Pendant que Lovell parlait, il ne prit que quelques notes, se contentant d’écouter attentivement. Il ne sourcilla pas quand le radio lui parla des messages ordonnant d’abattre l’avion. La veille, la personne qu’il avait eue au téléphone à la Maison-Blanche lui avait promis qu’on lui enverrait quelqu’un. Quand il eut terminé, il demanda :

— Vous n’avez aucune idée de la raison pour laquelle on a tenté de s’emparer de cet appareil ?

Lovell ouvrit de grands yeux :

— Non, bien sûr. Vous pouvez me le dire ?

— Je ne suis pas autorisé à vous répondre.

Le ton était définitif. Le policier continua.

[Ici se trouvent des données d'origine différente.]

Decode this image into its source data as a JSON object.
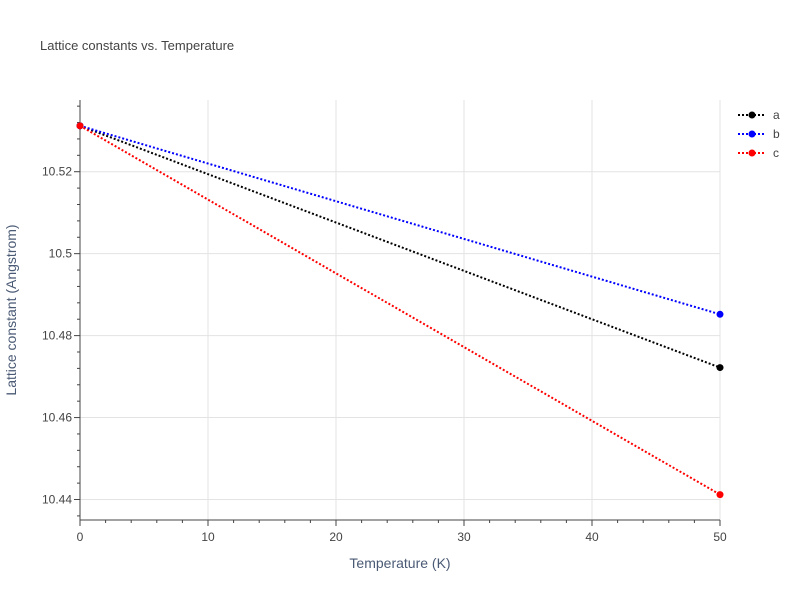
{
  "chart_data": {
    "type": "line",
    "title": "Lattice constants vs. Temperature",
    "xlabel": "Temperature (K)",
    "ylabel": "Lattice constant (Angstrom)",
    "xlim": [
      0,
      50
    ],
    "ylim": [
      10.435,
      10.5375
    ],
    "x_ticks": [
      0,
      10,
      20,
      30,
      40,
      50
    ],
    "x_tick_labels": [
      "0",
      "10",
      "20",
      "30",
      "40",
      "50"
    ],
    "y_ticks": [
      10.44,
      10.46,
      10.48,
      10.5,
      10.52
    ],
    "y_tick_labels": [
      "10.44",
      "10.46",
      "10.48",
      "10.5",
      "10.52"
    ],
    "grid": true,
    "legend_position": "top-right",
    "series": [
      {
        "name": "a",
        "color": "#000000",
        "line_style": "dotted",
        "x": [
          0,
          50
        ],
        "y": [
          10.5312,
          10.4722
        ]
      },
      {
        "name": "b",
        "color": "#0000ff",
        "line_style": "dotted",
        "x": [
          0,
          50
        ],
        "y": [
          10.5312,
          10.4852
        ]
      },
      {
        "name": "c",
        "color": "#ff0000",
        "line_style": "dotted",
        "x": [
          0,
          50
        ],
        "y": [
          10.5312,
          10.4412
        ]
      }
    ]
  }
}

— Monsieur Lovell, je dois vous rappeler que vous êtes tenu au secret le plus total concernant cette affaire. Vous ne devez en parler à personne, même pas à votre femme ou votre petite amie. Toute indiscrétion vous causerait les plus graves ennuis. Vous passeriez devant un Grand Jury… pour espionnage.

— Mais…

— Je ne peux rien vous dire. Les informations que vous détenez concernent directement la sécurité des U.S.A.  Dans d’autres pays, on vous enverrait simplement dans un camp, pour plus de sécurité. Vous avez de la chance de vivre ici…

Le policier se leva et reprit sa serviette. En serrant la main de Lovell, il lui dit :

— Si vous aviez une information nouvelle concernant cette affaire, contactez immédiatement le plus proche bureau du F. B. I. et n’en parlez à personne. Au revoir.

Lovell resta silencieux bien après que le policier fut parti. Il aurait donné cher pour savoir pourquoi des gens aussi importants s’intéressaient à une histoire en apparence aussi banale.

Chapitre II

Le rat sortit, d’un mur, presque sous les pieds de Serge Lentz. Celui-ci fit un bond en arrière, et il allait écraser le rongeur d’un coup de bâton lorsqu’il remarqua la bave qui sortait de la gueule du rongeur.

La bête se traîna encore quelques mètres, dans la poussière, et bascula sur le côté. Ses pattes bougeaient faiblement et son ventre était gonflé à éclater. Il eut une convulsion et ne bougea plus. Surmontant son dégoût, Serge Lentz s’approcha et se pencha sur le petit cadavre. Déjà il sentait.